A Serene Retreat is a minimalist apartment located in China, designed by XU Studio. The project – a home for a young couple and their cat – takes its most striking risk at the threshold. Rather than treating the entryway as a transitional afterthought, the designers carved a sunken foyer into the plan, a screened and stepped-down volume that borrows from the centuries-old Chinese garden technique of jie jing, or borrowed scenery. You move through layers of concealment and reveal before the living spaces open up, each turn calibrated to compress and then release your sightline. The effect recalls the sequential unfolding of a hand scroll painting, where narrative builds through controlled disclosure rather than immediate panorama.

This progressive entry sequence does practical work, too. By pulling the foyer down and screening it from the main volume, XU Studio carved privacy from an otherwise open plan. The living room, dining area, and balcony read as a single continuous field once you pass through – a result of stripping out every non-load-bearing wall the original layout imposed. That demolition freed the apartment to accommodate overlapping programs: a reading corner bleeds into a lounge zone, which shares territory with platforms and perches scaled for a resident cat. The plan treats domesticity as a fluid condition rather than a series of boxed-off rooms, a philosophy that owes something to the flexible spatial thinking of Japanese architect Sou Fujimoto, though here the vocabulary stays warmer and more materially grounded.

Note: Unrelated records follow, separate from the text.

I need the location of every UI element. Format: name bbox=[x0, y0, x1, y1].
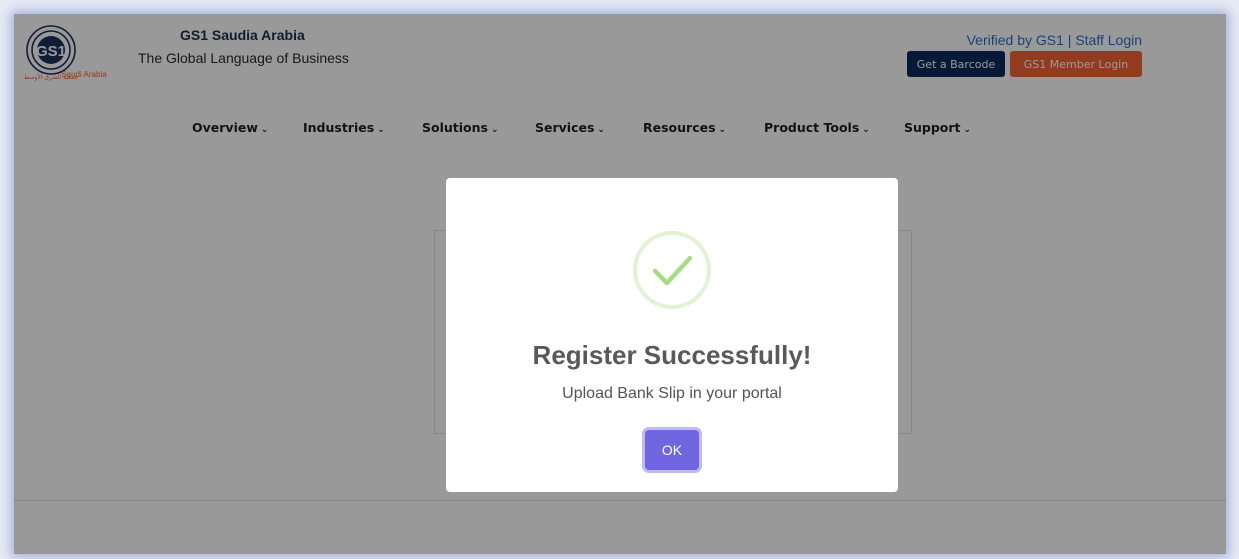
dialog-title: Register Successfully! bbox=[532, 340, 812, 370]
ok-button[interactable]: OK bbox=[645, 430, 699, 470]
dialog-message: Upload Bank Slip in your portal bbox=[562, 385, 782, 402]
success-check-icon bbox=[633, 231, 711, 309]
success-dialog: Register Successfully! Upload Bank Slip … bbox=[446, 178, 898, 492]
page-frame: GS1 جمعية الشرق الأوسط Saudi Arabia GS1 … bbox=[14, 14, 1226, 554]
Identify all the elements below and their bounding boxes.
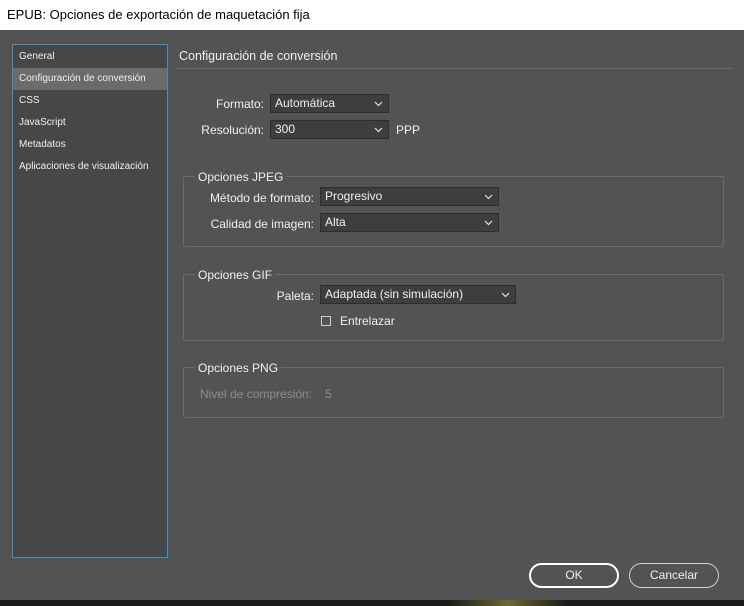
sidebar-item-label: JavaScript (19, 117, 66, 128)
sidebar-item-label: Metadatos (19, 139, 66, 150)
sidebar-item-label: General (19, 51, 55, 62)
chevron-down-icon (484, 194, 493, 200)
entrelazar-checkbox[interactable] (321, 316, 331, 326)
paleta-select[interactable]: Adaptada (sin simulación) (320, 285, 516, 304)
paleta-label: Paleta: (276, 289, 314, 303)
metodo-formato-select[interactable]: Progresivo (320, 187, 499, 206)
ok-button-label: OK (565, 568, 583, 582)
chevron-down-icon (484, 220, 493, 226)
nivel-compresion-value: 5 (325, 387, 332, 401)
metodo-formato-value: Progresivo (325, 189, 383, 203)
cancel-button-label: Cancelar (649, 568, 699, 582)
entrelazar-label[interactable]: Entrelazar (340, 314, 395, 328)
sidebar-item-css[interactable]: CSS (13, 90, 167, 112)
section-title: Configuración de conversión (179, 49, 338, 63)
formato-value: Automática (275, 96, 336, 110)
resolucion-combobox[interactable]: 300 (270, 120, 389, 139)
sidebar-item-metadatos[interactable]: Metadatos (13, 134, 167, 156)
calidad-imagen-select[interactable]: Alta (320, 213, 499, 232)
resolucion-label: Resolución: (201, 123, 264, 137)
gif-group-title: Opciones GIF (195, 268, 276, 282)
sidebar-item-label: CSS (19, 95, 40, 106)
jpeg-group-title: Opciones JPEG (195, 170, 287, 184)
nivel-compresion-label: Nivel de compresión: (200, 387, 313, 401)
calidad-imagen-label: Calidad de imagen: (210, 217, 314, 231)
formato-select[interactable]: Automática (270, 94, 389, 113)
window-bottom-edge (0, 600, 744, 606)
formato-label: Formato: (215, 97, 264, 111)
paleta-value: Adaptada (sin simulación) (325, 287, 464, 301)
taskbar-glimpse (448, 600, 568, 606)
resolucion-unit: PPP (396, 123, 421, 137)
sidebar-item-label: Configuración de conversión (19, 73, 146, 84)
chevron-down-icon (501, 292, 510, 298)
chevron-down-icon (374, 101, 383, 107)
window-title: EPUB: Opciones de exportación de maqueta… (7, 7, 310, 22)
sidebar-item-general[interactable]: General (13, 46, 167, 68)
ok-button[interactable]: OK (529, 563, 619, 588)
section-divider (176, 68, 732, 69)
png-group-title: Opciones PNG (195, 361, 282, 375)
sidebar-item-configuracion-conversion[interactable]: Configuración de conversión (13, 68, 167, 90)
window-titlebar: EPUB: Opciones de exportación de maqueta… (0, 0, 744, 30)
sidebar-item-aplicaciones-visualizacion[interactable]: Aplicaciones de visualización (13, 156, 167, 178)
sidebar-item-label: Aplicaciones de visualización (19, 161, 149, 172)
calidad-imagen-value: Alta (325, 215, 346, 229)
metodo-formato-label: Método de formato: (209, 191, 314, 205)
resolucion-value: 300 (275, 122, 296, 136)
sidebar-item-javascript[interactable]: JavaScript (13, 112, 167, 134)
chevron-down-icon (374, 127, 383, 133)
cancel-button[interactable]: Cancelar (629, 563, 719, 588)
sidebar: General Configuración de conversión CSS … (12, 44, 168, 558)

Wood veneer runs across the ceiling from the foyer through to the kitchen in one unbroken plane, its grain lending a soft directionality that pulls you deeper into the home. The surface has the quiet cadence of a summer pavilion – a reference the designers lean into – where overhead timber structures create shelter without enclosure. Between the kitchen and dining area, a clean bar volume slots in like a fitted stone in a dry-stack wall. It serves triple duty as prep surface, casual eating counter, and social anchor, dissolving the boundary between cooking and gathering without relying on the now-standard kitchen island formula.